Posture : traitez les secrets dans un repo privé comme s'il était public.

"On a un secret manager, on est ok"

Vrai si :

  • 100% des services lisent leurs secrets depuis le manager au runtime.
  • Aucun fallback hardcodé n'existe dans le code.
  • L'accès au manager est strictement contrôlé (RBAC, MFA, audit log).

Souvent faux en pratique : les équipes mettent en place un secret manager mais gardent des .env.example avec des placeholders qui finissent par contenir de vrais secrets, ou des configs Terraform qui hardcodent.

"Les secrets de dev sont moins critiques"

Faux dans la moitié des cas. Beaucoup d'équipes utilisent des credentials AWS/GCP de dev qui ont accès à des données réelles (souvent un sample de prod), des tokens de webhook qui peuvent déclencher des actions, des keys OAuth qui partagent l'identité applicative avec la prod.

Le bon défaut : traitez tous les secrets comme s'ils étaient prod. Le surcoût opérationnel est faible, le gain de risque est important.

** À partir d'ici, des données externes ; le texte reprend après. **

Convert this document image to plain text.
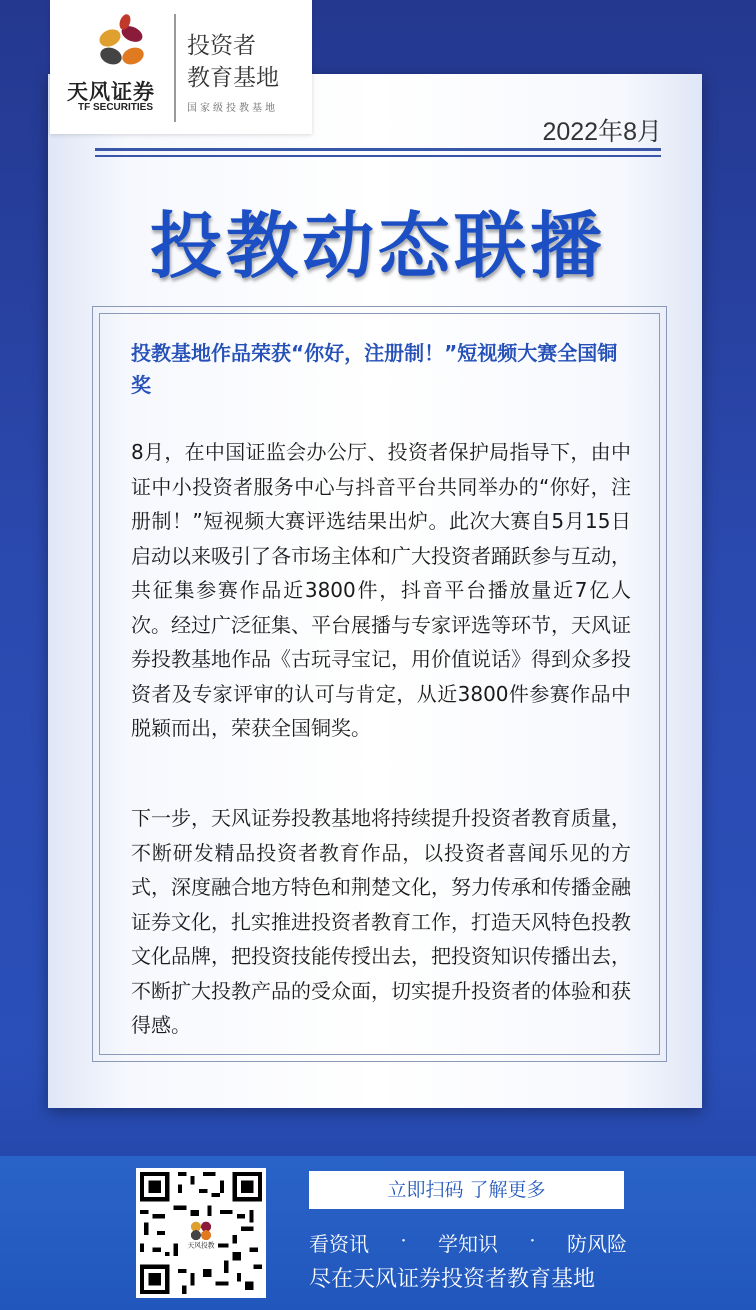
天风证券
TF SECURITIES
投资者
教育基地
国家级投教基地
2022年8月
投教动态联播
投教基地作品荣获“你好，注册制！”短视频大赛全国铜奖
8月，在中国证监会办公厅、投资者保护局指导下，由中证中小投资者服务中心与抖音平台共同举办的“你好，注册制！”短视频大赛评选结果出炉。此次大赛自5月15日启动以来吸引了各市场主体和广大投资者踊跃参与互动，共征集参赛作品近3800件，抖音平台播放量近7亿人次。经过广泛征集、平台展播与专家评选等环节，天风证券投教基地作品《古玩寻宝记，用价值说话》得到众多投资者及专家评审的认可与肯定，从近3800件参赛作品中脱颖而出，荣获全国铜奖。
下一步，天风证券投教基地将持续提升投资者教育质量，不断研发精品投资者教育作品，以投资者喜闻乐见的方式，深度融合地方特色和荆楚文化，努力传承和传播金融证券文化，扎实推进投资者教育工作，打造天风特色投教文化品牌，把投资技能传授出去，把投资知识传播出去，不断扩大投教产品的受众面，切实提升投资者的体验和获得感。
天风投教
立即扫码 了解更多
看资讯 · 学知识 · 防风险
尽在天风证券投资者教育基地
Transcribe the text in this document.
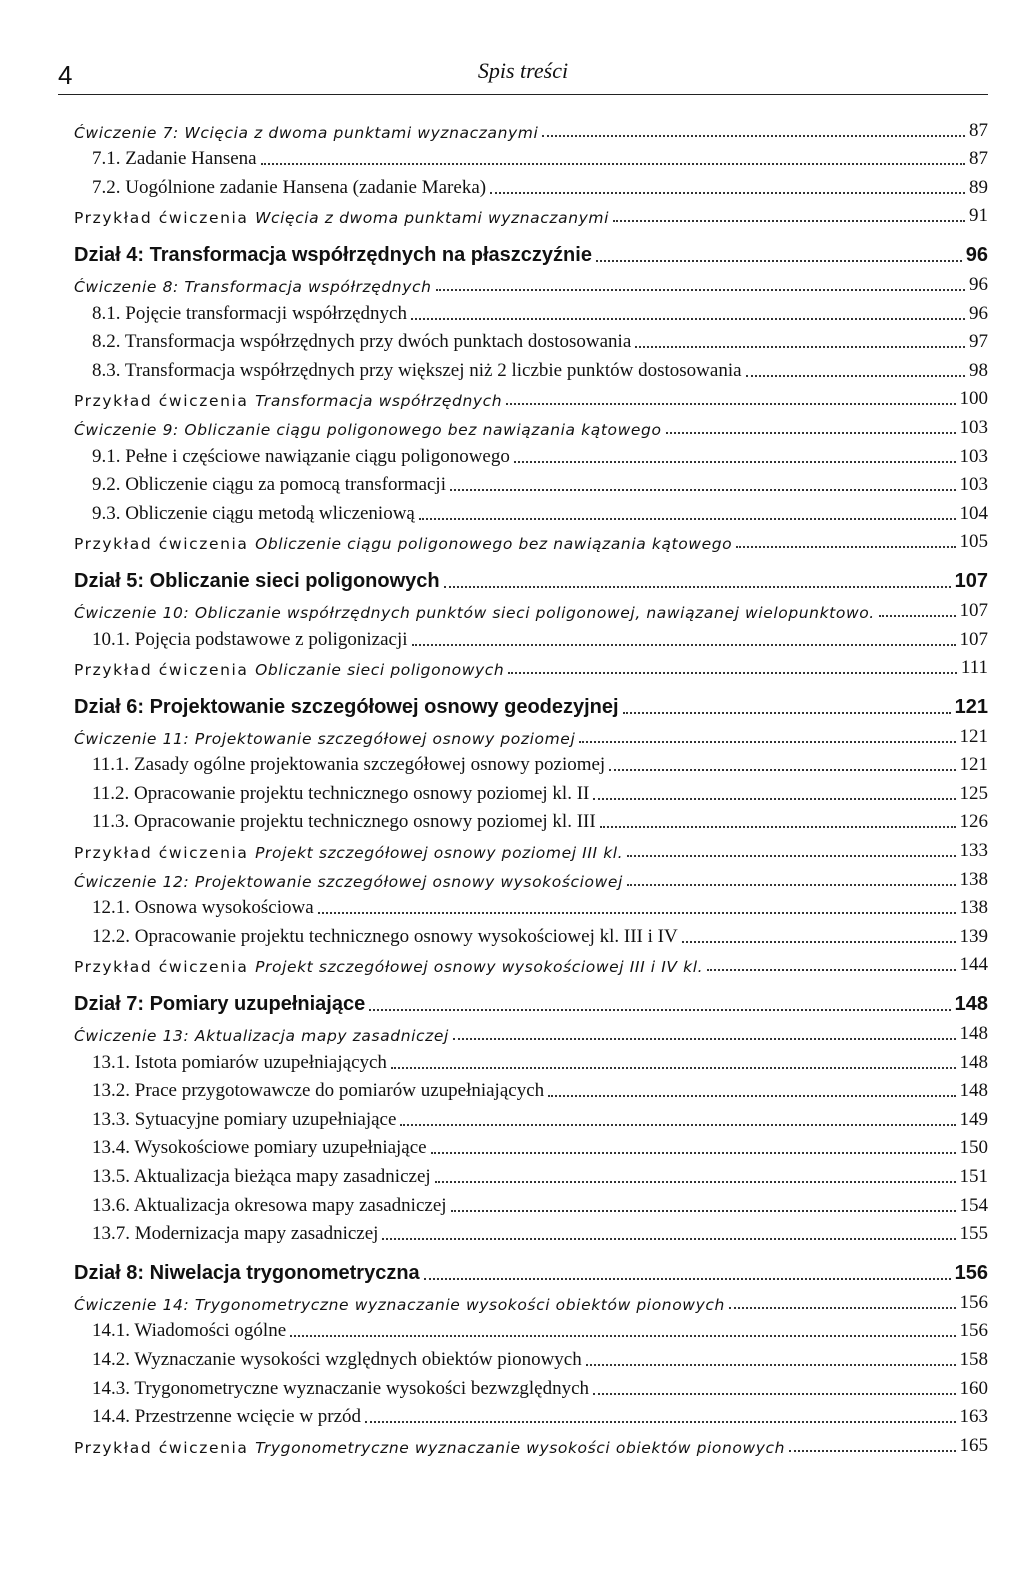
4	Spis treści
Ćwiczenie 7: Wcięcia z dwoma punktami wyznaczanymi	87
7.1. Zadanie Hansena	87
7.2. Uogólnione zadanie Hansena (zadanie Mareka)	89
Przykład ćwiczenia Wcięcia z dwoma punktami wyznaczanymi	91
Dział 4: Transformacja współrzędnych na płaszczyźnie	96
Ćwiczenie 8: Transformacja współrzędnych	96
8.1. Pojęcie transformacji współrzędnych	96
8.2. Transformacja współrzędnych przy dwóch punktach dostosowania	97
8.3. Transformacja współrzędnych przy większej niż 2 liczbie punktów dostosowania	98
Przykład ćwiczenia Transformacja współrzędnych	100
Ćwiczenie 9: Obliczanie ciągu poligonowego bez nawiązania kątowego	103
9.1. Pełne i częściowe nawiązanie ciągu poligonowego	103
9.2. Obliczenie ciągu za pomocą transformacji	103
9.3. Obliczenie ciągu metodą wliczeniową	104
Przykład ćwiczenia Obliczenie ciągu poligonowego bez nawiązania kątowego	105
Dział 5: Obliczanie sieci poligonowych	107
Ćwiczenie 10: Obliczanie współrzędnych punktów sieci poligonowej, nawiązanej wielopunktowo.	107
10.1. Pojęcia podstawowe z poligonizacji	107
Przykład ćwiczenia Obliczanie sieci poligonowych	111
Dział 6: Projektowanie szczegółowej osnowy geodezyjnej	121
Ćwiczenie 11: Projektowanie szczegółowej osnowy poziomej	121
11.1. Zasady ogólne projektowania szczegółowej osnowy poziomej	121
11.2. Opracowanie projektu technicznego osnowy poziomej kl. II	125
11.3. Opracowanie projektu technicznego osnowy poziomej kl. III	126
Przykład ćwiczenia Projekt szczegółowej osnowy poziomej III kl.	133
Ćwiczenie 12: Projektowanie szczegółowej osnowy wysokościowej	138
12.1. Osnowa wysokościowa	138
12.2. Opracowanie projektu technicznego osnowy wysokościowej kl. III i IV	139
Przykład ćwiczenia Projekt szczegółowej osnowy wysokościowej III i IV kl.	144
Dział 7: Pomiary uzupełniające	148
Ćwiczenie 13: Aktualizacja mapy zasadniczej	148
13.1. Istota pomiarów uzupełniających	148
13.2. Prace przygotowawcze do pomiarów uzupełniających	148
13.3. Sytuacyjne pomiary uzupełniające	149
13.4. Wysokościowe pomiary uzupełniające	150
13.5. Aktualizacja bieżąca mapy zasadniczej	151
13.6. Aktualizacja okresowa mapy zasadniczej	154
13.7. Modernizacja mapy zasadniczej	155
Dział 8: Niwelacja trygonometryczna	156
Ćwiczenie 14: Trygonometryczne wyznaczanie wysokości obiektów pionowych	156
14.1. Wiadomości ogólne	156
14.2. Wyznaczanie wysokości względnych obiektów pionowych	158
14.3. Trygonometryczne wyznaczanie wysokości bezwzględnych	160
14.4. Przestrzenne wcięcie w przód	163
Przykład ćwiczenia Trygonometryczne wyznaczanie wysokości obiektów pionowych	165
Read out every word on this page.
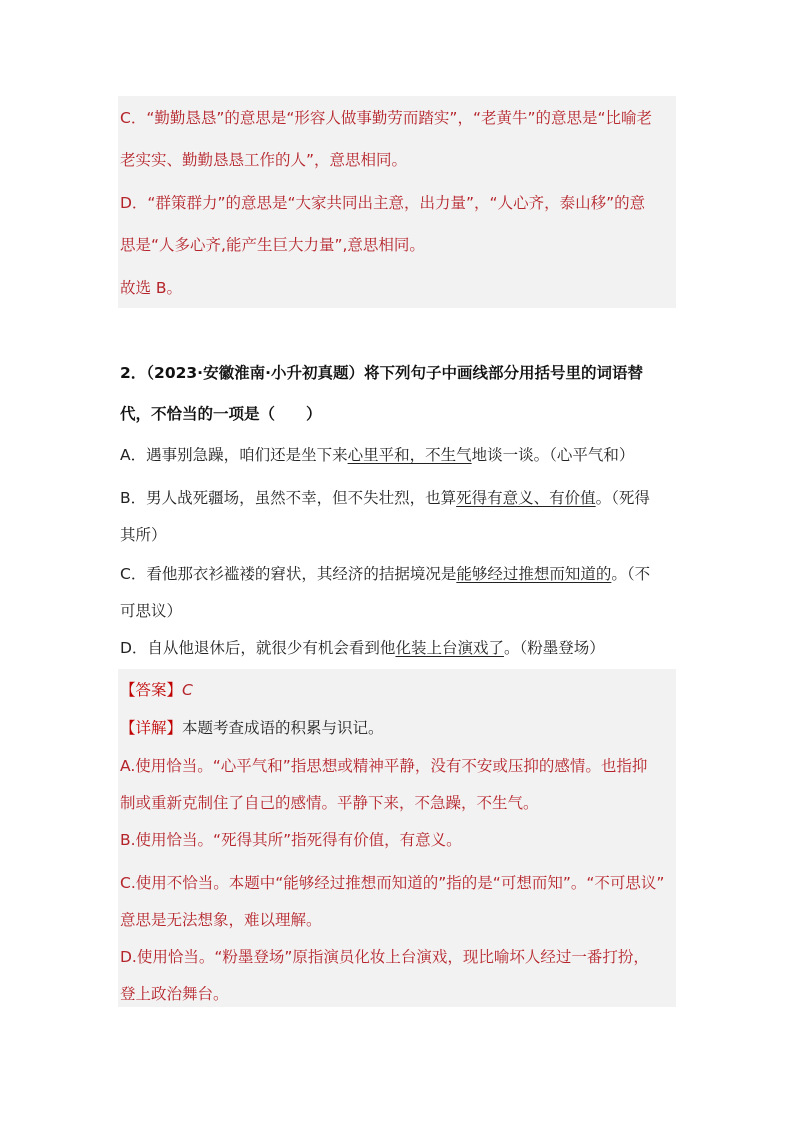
C．“勤勤恳恳”的意思是“形容人做事勤劳而踏实”，“老黄牛”的意思是“比喻老

老实实、勤勤恳恳工作的人”，意思相同。

D．“群策群力”的意思是“大家共同出主意，出力量”，“人心齐，泰山移”的意

思是“人多心齐,能产生巨大力量”,意思相同。

故选 B。

2．（2023·安徽淮南·小升初真题）将下列句子中画线部分用括号里的词语替

代，不恰当的一项是（　　）

A．遇事别急躁，咱们还是坐下来心里平和，不生气地谈一谈。（心平气和）

B．男人战死疆场，虽然不幸，但不失壮烈，也算死得有意义、有价值。（死得

其所）

C．看他那衣衫褴褛的窘状，其经济的拮据境况是能够经过推想而知道的。（不

可思议）

D．自从他退休后，就很少有机会看到他化装上台演戏了。（粉墨登场）

【答案】C

【详解】本题考查成语的积累与识记。

A.使用恰当。“心平气和”指思想或精神平静，没有不安或压抑的感情。也指抑

制或重新克制住了自己的感情。平静下来，不急躁，不生气。

B.使用恰当。“死得其所”指死得有价值，有意义。

C.使用不恰当。本题中“能够经过推想而知道的”指的是“可想而知”。“不可思议”

意思是无法想象，难以理解。

D.使用恰当。“粉墨登场”原指演员化妆上台演戏，现比喻坏人经过一番打扮，

登上政治舞台。
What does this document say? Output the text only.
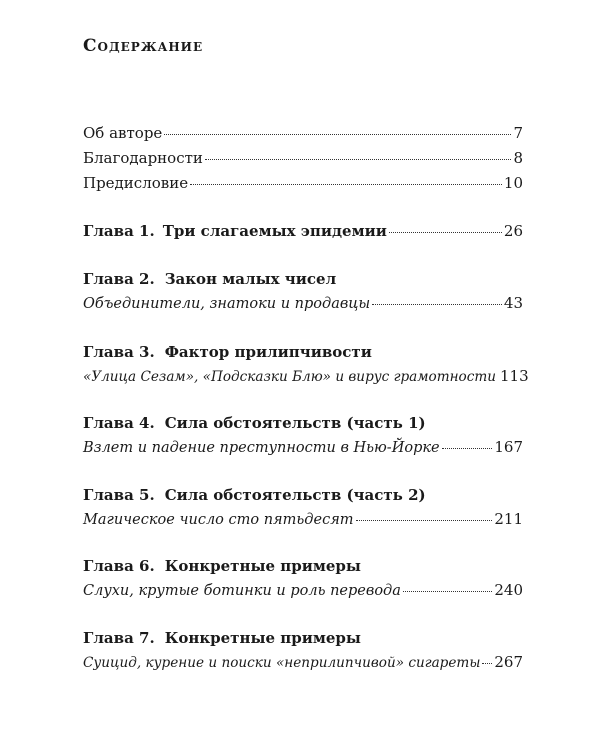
Содержание
Об авторе	7
Благодарности	8
Предисловие	10
Глава 1. Три слагаемых эпидемии	26
Глава 2. Закон малых чисел
Объединители, знатоки и продавцы	43
Глава 3. Фактор прилипчивости
«Улица Сезам», «Подсказки Блю» и вирус грамотности 113
Глава 4. Сила обстоятельств (часть 1)
Взлет и падение преступности в Нью-Йорке	167
Глава 5. Сила обстоятельств (часть 2)
Магическое число сто пятьдесят	211
Глава 6. Конкретные примеры
Слухи, крутые ботинки и роль перевода	240
Глава 7. Конкретные примеры
Суицид, курение и поиски «неприлипчивой» сигареты 267
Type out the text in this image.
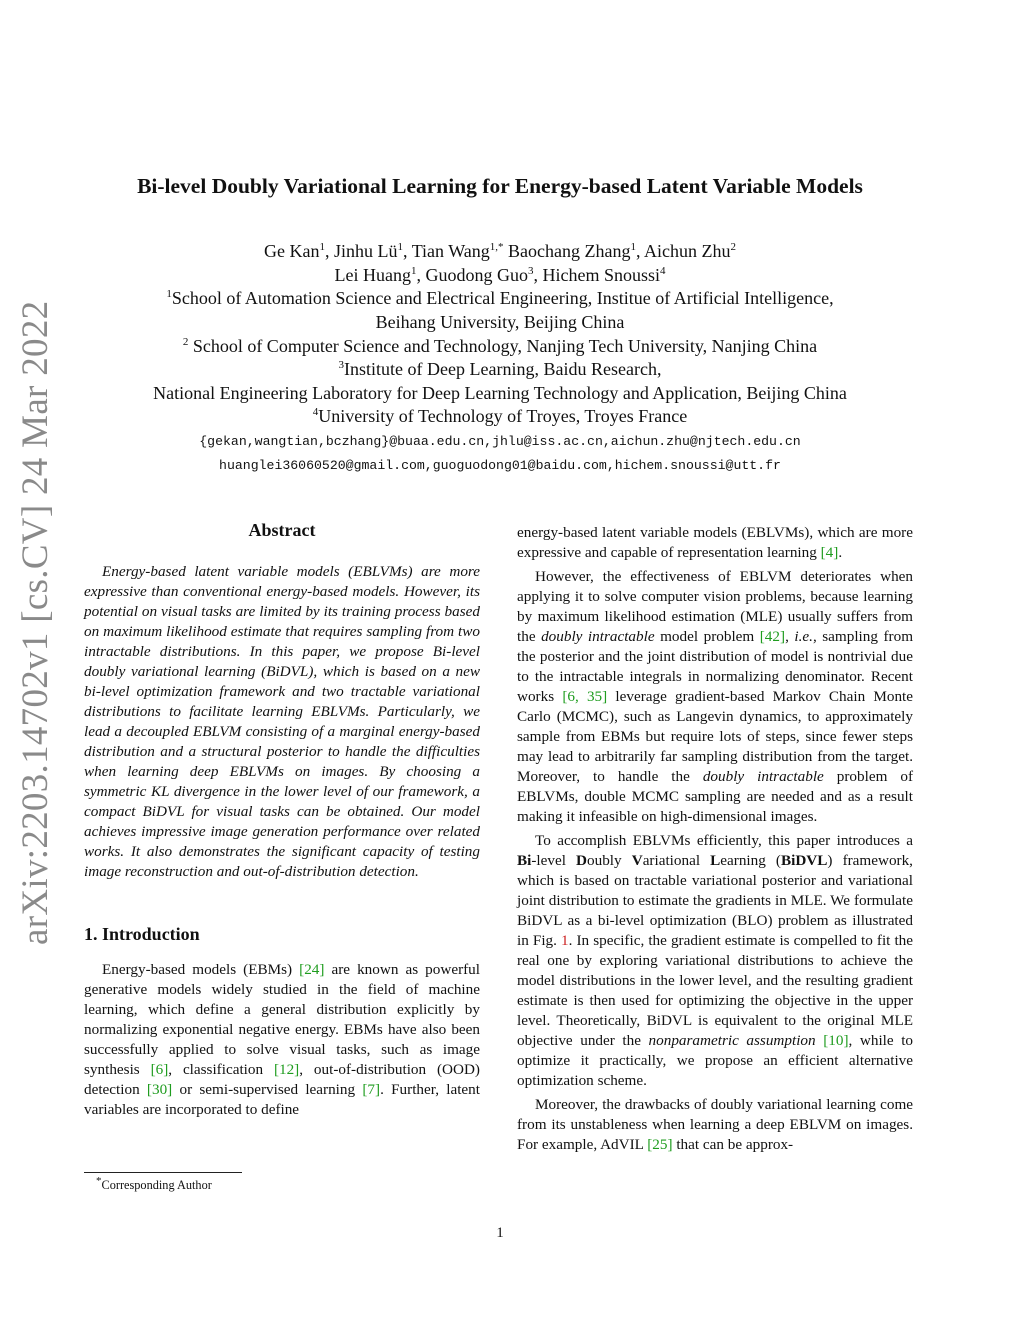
arXiv:2203.14702v1 [cs.CV] 24 Mar 2022
Bi-level Doubly Variational Learning for Energy-based Latent Variable Models
Ge Kan$^1$, Jinhu $Lü^1$, Tian Wang$^{1,*}$ Baochang Zhang$^1$, Aichun Zhu$^2$
Lei Huang$^1$, Guodong Guo$^3$, Hichem Snoussi$^4$
$^1$School of Automation Science and Electrical Engineering, Institue of Artificial Intelligence,
Beihang University, Beijing China
$^2$ School of Computer Science and Technology, Nanjing Tech University, Nanjing China
$^3$Institute of Deep Learning, Baidu Research,
National Engineering Laboratory for Deep Learning Technology and Application, Beijing China
$^4$University of Technology of Troyes, Troyes France
{gekan,wangtian,bczhang}@buaa.edu.cn,jhlu@iss.ac.cn,aichun.zhu@njtech.edu.cn
huanglei36060520@gmail.com,guoguodong01@baidu.com,hichem.snoussi@utt.fr

Abstract

Energy-based latent variable models (EBLVMs) are more expressive than conventional energy-based models. However, its potential on visual tasks are limited by its training process based on maximum likelihood estimate that requires sampling from two intractable distributions. In this paper, we propose Bi-level doubly variational learning (BiDVL), which is based on a new bi-level optimization framework and two tractable variational distributions to facilitate learning EBLVMs. Particularly, we lead a decoupled EBLVM consisting of a marginal energy-based distribution and a structural posterior to handle the difficulties when learning deep EBLVMs on images. By choosing a symmetric KL divergence in the lower level of our framework, a compact BiDVL for visual tasks can be obtained. Our model achieves impressive image generation performance over related works. It also demonstrates the significant capacity of testing image reconstruction and out-of-distribution detection.

1. Introduction

Energy-based models (EBMs) [24] are known as powerful generative models widely studied in the field of machine learning, which define a general distribution explicitly by normalizing exponential negative energy. EBMs have also been successfully applied to solve visual tasks, such as image synthesis [6], classification [12], out-of-distribution (OOD) detection [30] or semi-supervised learning [7]. Further, latent variables are incorporated to define

energy-based latent variable models (EBLVMs), which are more expressive and capable of representation learning [4].

However, the effectiveness of EBLVM deteriorates when applying it to solve computer vision problems, because learning by maximum likelihood estimation (MLE) usually suffers from the doubly intractable model problem [42], i.e., sampling from the posterior and the joint distribution of model is nontrivial due to the intractable integrals in normalizing denominator. Recent works [6, 35] leverage gradient-based Markov Chain Monte Carlo (MCMC), such as Langevin dynamics, to approximately sample from EBMs but require lots of steps, since fewer steps may lead to arbitrarily far sampling distribution from the target. Moreover, to handle the doubly intractable problem of EBLVMs, double MCMC sampling are needed and as a result making it infeasible on high-dimensional images.

To accomplish EBLVMs efficiently, this paper introduces a Bi-level Doubly Variational Learning (BiDVL) framework, which is based on tractable variational posterior and variational joint distribution to estimate the gradients in MLE. We formulate BiDVL as a bi-level optimization (BLO) problem as illustrated in Fig. 1. In specific, the gradient estimate is compelled to fit the real one by exploring variational distributions to achieve the model distributions in the lower level, and the resulting gradient estimate is then used for optimizing the objective in the upper level. Theoretically, BiDVL is equivalent to the original MLE objective under the nonparametric assumption [10], while to optimize it practically, we propose an efficient alternative optimization scheme.

Moreover, the drawbacks of doubly variational learning come from its unstableness when learning a deep EBLVM on images. For example, AdVIL [25] that can be approx-

*Corresponding Author
1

Que faire quand ça arrive ?

Découverte d'un secret leaké, dans l'ordre :

  1. Révoquer immédiatement le secret côté fournisseur.
  2. Rotation : générer un nouveau secret, déployer, vérifier que les services fonctionnent.
  3. Audit log : qui a utilisé le secret entre la fuite et la révocation ? Y a-t-il des accès suspects ?
  4. Communication : selon l'impact, notification équipe sécurité, RSSI, voire CNIL/clients si données personnelles. Voir Gérer un incident cyber en 7 étapes.
  5. Post-mortem : comment le secret a été commité ? Quel contrôle a manqué ? Mise à jour des hooks et de la formation.

Le cas Mercedes est, dans le palmarès des incidents 2023-2024, plutôt bien géré. La leçon n'est pas "ne faites pas comme eux" — c'est "comme eux, ayez la capacité de réagir vite quand ça arrive". Parce que ça arrive.